Tobias Renner, Leiter der Tübinger Kinder- und Jugendpsychiatrie, steht vor einem Gebäude der Kinder und Jugendpsychiatrie des Universitätsklinikums Tübingen. Psychische Störungen bei Jugendlichen haben infolge des Lockdowns in der Corona-Pandemie nach Auskunft eines Experten erheblich zugenommen und müssten mehr Aufmerksamkeit erhalten.

Laut dem Robert-Koch-Institut (RKI) sind Kinder und Jugendliche von der Pandemie und den Einschränkungen besonders betroffen. Bei künftigen Pandemien oder weiteren Wellen der jetzigen Corona-Pandemie sollten deren Bedürfnisse stärker berücksichtigt werden. Erste Studien weisen nach Auskunft von Renner darauf hin, dass insbesondere Kinder mit psychischen Störungen und Kinder in schwierigen psychosozialen Situationen unter der Pandemie leiden.
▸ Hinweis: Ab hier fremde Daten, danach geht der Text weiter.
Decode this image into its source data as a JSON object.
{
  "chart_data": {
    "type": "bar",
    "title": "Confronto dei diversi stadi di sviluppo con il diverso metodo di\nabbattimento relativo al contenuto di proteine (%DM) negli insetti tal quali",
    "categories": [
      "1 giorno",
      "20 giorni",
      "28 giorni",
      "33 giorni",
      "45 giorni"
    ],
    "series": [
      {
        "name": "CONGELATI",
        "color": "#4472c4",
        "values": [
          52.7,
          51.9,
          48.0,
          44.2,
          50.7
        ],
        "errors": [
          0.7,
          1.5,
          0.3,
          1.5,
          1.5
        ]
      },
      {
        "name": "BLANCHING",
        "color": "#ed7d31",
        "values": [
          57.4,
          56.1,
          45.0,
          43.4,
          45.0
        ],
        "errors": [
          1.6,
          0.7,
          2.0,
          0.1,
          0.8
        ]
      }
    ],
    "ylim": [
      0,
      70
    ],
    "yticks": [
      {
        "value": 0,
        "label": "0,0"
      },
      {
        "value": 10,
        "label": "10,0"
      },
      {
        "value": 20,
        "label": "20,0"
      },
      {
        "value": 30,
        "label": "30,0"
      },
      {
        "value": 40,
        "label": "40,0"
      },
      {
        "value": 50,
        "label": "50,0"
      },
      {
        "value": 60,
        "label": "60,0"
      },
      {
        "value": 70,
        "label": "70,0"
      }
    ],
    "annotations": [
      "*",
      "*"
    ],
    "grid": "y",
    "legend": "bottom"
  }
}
Deutliche Verschlechterung des psychischen Wohlbefindens

In der im Juli 2020 veröffentlichten Copsy-Studie des Universitätsklinikums Hamburg-Eppendorf (UKE) spürten 71 Prozent der befragten Kinder und Jugendlichen im Zuge der Pandemie seelische Belastungen. Zwei Drittel der Befragten sahen ihre Lebensqualität als niedrig an – vor der Krise waren es laut UKE nur ein Drittel. Das Risiko für psychische Auffälligkeiten steige von rund 18 Prozent vor Corona auf 31 Prozent während der Krise. „Wir haben mit einer Verschlechterung des psychischen Wohlbefindens in der Krise gerechnet. Dass sie allerdings so deutlich ausfällt, hat auch uns überrascht“, sagte damals Studienleiterin Ulrike Ravens-Sieberer.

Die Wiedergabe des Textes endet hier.